Мы вошли в ее двор. Татьяна Викторовна вздрогнула, увидев возле подъезда красную «Тойоту», и сразу одернула руку.

– Сергей, спасибо что проводил, дальше я сама…

Я заметил, что она чем-то напугана. Из машины вылез высокий широкоплечий мужик в кожаной куртке и пошел навстречу нам.

– Здравствуй, Таня, гуляешь?

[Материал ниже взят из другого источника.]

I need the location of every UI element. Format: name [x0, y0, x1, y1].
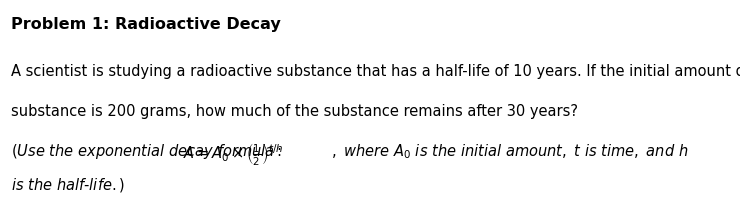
Text: A scientist is studying a radioactive substance that has a half-life of 10 years: A scientist is studying a radioactive su… — [11, 64, 740, 79]
Text: Problem 1: Radioactive Decay: Problem 1: Radioactive Decay — [11, 17, 280, 32]
Text: substance is 200 grams, how much of the substance remains after 30 years?: substance is 200 grams, how much of the … — [11, 104, 578, 119]
Text: $A = A_0 \times \left(\frac{1}{2}\right)^{t/h}$: $A = A_0 \times \left(\frac{1}{2}\right)… — [184, 142, 283, 168]
Text: $\it{(Use\ the\ exponential\ decay\ formula{:}\ }$: $\it{(Use\ the\ exponential\ decay\ form… — [11, 142, 282, 161]
Text: $\it{is\ the\ half\text{-}life.)}$: $\it{is\ the\ half\text{-}life.)}$ — [11, 176, 125, 194]
Text: $\it{,\ where\ A_0\ is\ the\ initial\ amount,\ t\ is\ time,\ and\ h}$: $\it{,\ where\ A_0\ is\ the\ initial\ am… — [332, 142, 689, 161]
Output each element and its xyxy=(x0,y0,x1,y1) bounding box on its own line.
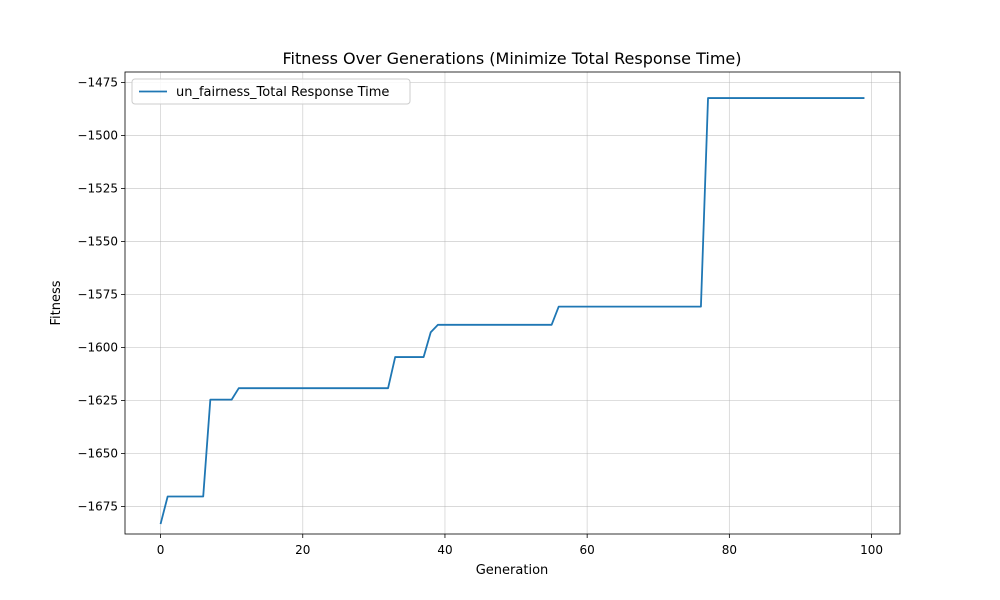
y-tick-label: −1525 xyxy=(77,182,118,196)
x-tick-label: 60 xyxy=(580,543,595,557)
y-tick-label: −1500 xyxy=(77,129,118,143)
y-tick-label: −1675 xyxy=(77,499,118,513)
plot-frame xyxy=(124,71,901,535)
legend-label: un_fairness_Total Response Time xyxy=(176,85,389,100)
x-axis-label: Generation xyxy=(476,563,549,578)
y-tick-label: −1550 xyxy=(77,235,118,249)
y-tick-label: −1600 xyxy=(77,341,118,355)
y-tick-label: −1625 xyxy=(77,393,118,407)
y-axis-label: Fitness xyxy=(49,280,64,325)
legend: un_fairness_Total Response Time xyxy=(131,78,411,105)
legend-box xyxy=(131,78,411,105)
x-tick-label: 40 xyxy=(437,543,452,557)
grid-lines xyxy=(125,72,900,534)
chart-title: Fitness Over Generations (Minimize Total… xyxy=(283,49,742,68)
y-tick-label: −1575 xyxy=(77,288,118,302)
series-line xyxy=(159,97,865,525)
x-tick-label: 20 xyxy=(295,543,310,557)
y-tick-label: −1475 xyxy=(77,76,118,90)
axis-ticks: 0 20 40 60 80 100 −1675 −1650 −1625 −1600 −1575 −15… xyxy=(77,76,883,557)
y-tick-label: −1650 xyxy=(77,446,118,460)
series-layer xyxy=(159,97,865,525)
x-tick-label: 0 xyxy=(157,543,165,557)
x-tick-label: 80 xyxy=(722,543,737,557)
x-tick-label: 100 xyxy=(860,543,883,557)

А дочь где? – он вплотную подошел к нам, не обращая на меня не малейшего внимания, – я соскучился по тебе, солнышко.

– Олег, не надо начинать, мы же обо всем договорились!

Он резко схватил ее за руку, а другой рукой  обхватил  шею.

– Земляк, тебе же русским языком сказали – отвали! – я похлопал его по плечу, он был почти на голову выше меня. Мужик ударил неожиданно, с разворота, с левой руки, и когда я попытался собраться – еще раз, с правой, куда-то в бровь, удар был настолько сильный, что ноги у меня подкосились и я упал, заваливаясь набок, на мокрый асфальт. Немного придя в себя, я попытался встать. Татьяна помогла мне приподняться. Мужик уже сидел в «Тойоте». Вскоре он завел двигатель и  выехал из двора. Я ощупал бровь: она распухла и кровоточила.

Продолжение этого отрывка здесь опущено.